Conventional melt processing cannot be used to achieve intimate mixing of
UHMWPE and PE (because of the vast viscosity mismatch between blend components)
while solution processing is not industrially viable (because of the use of
large quantities of solvent). In the present work we demonstrate our ability to
achieve effective mixing of UHMWPE and PE by taking advantage of one of the
major benefits of solid-state shear pulverization (SSSP), i.e., its exceptional
utility in the achievement of intimate mixing free from kinetic limitations.

Solid-state
shear pulverization (SSSP) is a novel processing method, which utilizes a
modified twin-screw extruder that operates under near-ambient temperature
conditions. During SSSP, polymers are processed in their solid state using high
compressional and shear forces that cause repeated fragmentation and fusion of
the material. Because polymers are processed under near-ambient temperature
conditions during SSSP—keeping all material in the solid state—we
avoid limitations imposed by the vast viscosity mismatch; this is particularly
important and advantageous as we attempt to blend UHMWPE with HDPE. The
uniqueness of SSSP has been exploited in some other systems where processing via
SSSP provides an advantageous edge over conventional melt processing; the
following are examples of previous SSSP studies:

1.     Polymer Blends – Using SSSP, intimate mixing and compatibilization has been
achieved for immiscible blends resulting in blends with superior material
properties as compared to their melt processed
counterparts.

2.     Nanocomposites – Solid-state shear pulverization has been used to achieve effective
dispersion and exfoliation in polymer nanocomposites; such nanocomposites
prepared via SSSP possess superior material properties as compared to their melt processed counterparts.

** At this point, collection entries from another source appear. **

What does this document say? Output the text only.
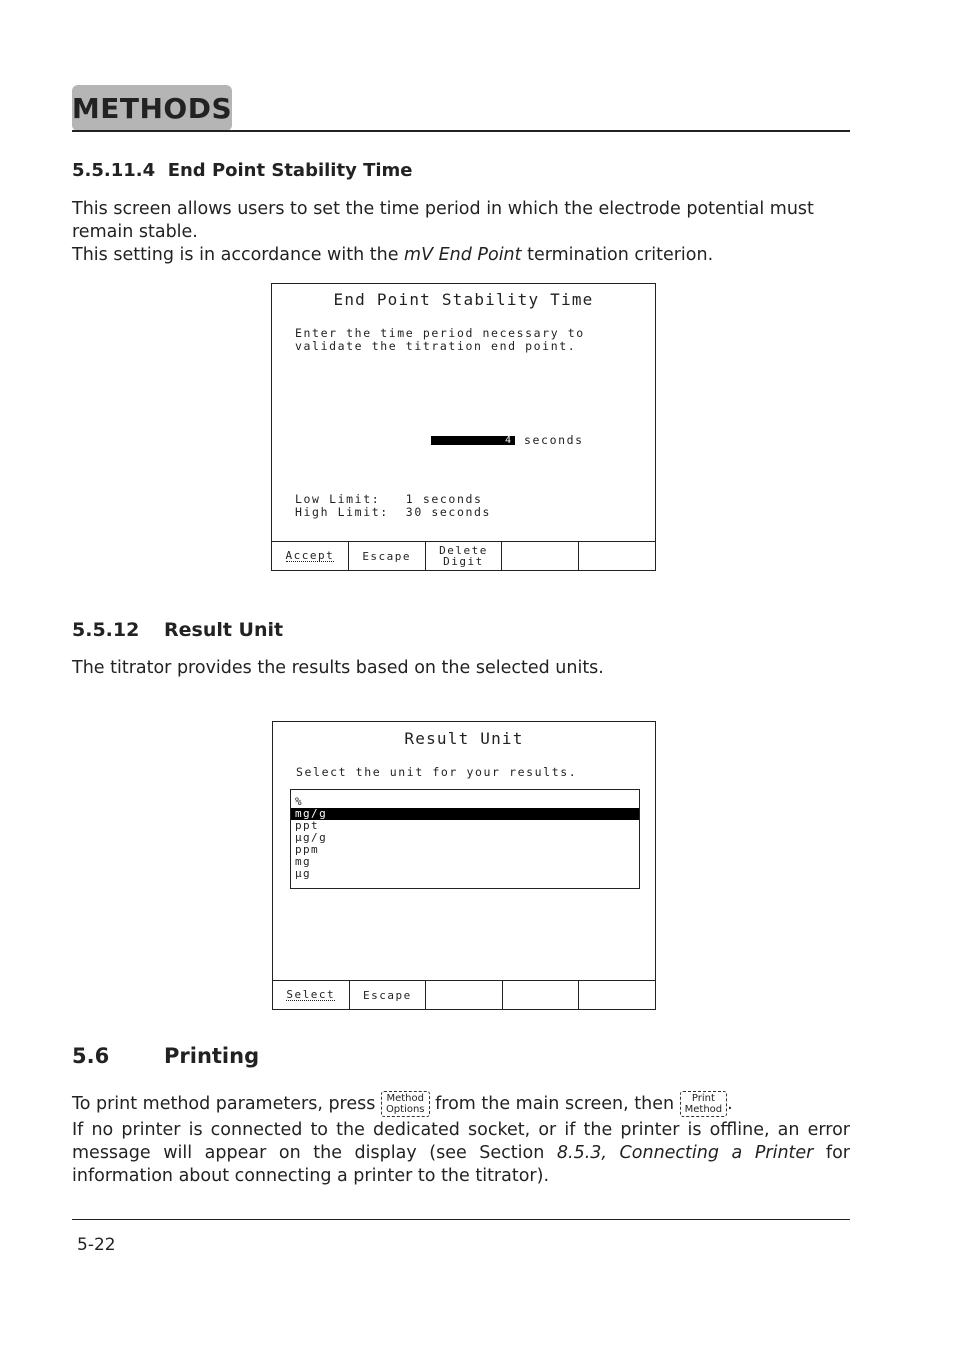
METHODS
5.5.11.4 End Point Stability Time
This screen allows users to set the time period in which the electrode potential must remain stable.
This setting is in accordance with the mV End Point termination criterion.
End Point Stability Time
Enter the time period necessary to
validate the titration end point.
4	seconds
Low Limit:   1 seconds
High Limit:  30 seconds
Accept	Escape	Delete
Digit
5.5.12 Result Unit
The titrator provides the results based on the selected units.
Result Unit
Select the unit for your results.
%
mg/g
ppt
µg/g
ppm
mg
µg
Select	Escape
5.6	Printing
To print method parameters, press Method
Options from the main screen, then Print
Method .
If no printer is connected to the dedicated socket, or if the printer is offline, an error message will appear on the display (see Section 8.5.3, Connecting a Printer for information about connecting a printer to the titrator).
5-22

3.     Block Copolymer Formation – As a result of
mechanochemistry that occurs during SSSP, block copolymer formation, which
results from interpolymer radical coupling has, been
observed.

4.    
Polar Functionalization of
Polyolefins –
By taking advantage of unique radical chemistries associated with
the near-ambient temperature processing conditions utilized during SSSP polar
functionalization of polyolefins (e.g., polypropylene) can be achieved with
dramatically reduced molecular weight reduction.

Here,
we present a novel method of achieving effective blending up to 50 wt% UHMWPE with HDPE via SSSP.
Using oscillatory shear rheology, differential scanning calorimetry
(DSC), and tensile testing we analyze the effect of UHMWPE on the material
properties of the blends prepared via SSSP. Rheology and DSC data indicates
that the degree of mixing between UHMWPE and HDPE domains can be increased
dramatically with subsequent passes of SSSP and single screw extrusion.
Additionally, all blends (including the 50/50 wt%
UHMWPE/HDPE blend) demonstrate low viscosities at high frequencies (or shear
rates), which strongly suggest that SSSP blends can be easily processed by post
SSSP, melt extrusion. This is further supported by the fact that SSSP blends
are easily extruded by single screw extrusion. Finally, we demonstrate that UHMWPE/HDPE
blends prepared via SSSP result in dramatic increases in impact strength; for
example, for the 50/50 wt% UHMWPE/HDPE blend the
impact strength increases by almost 600 % (relative to the neat HDPE from which
the blends were made) after the second pass of SSSP.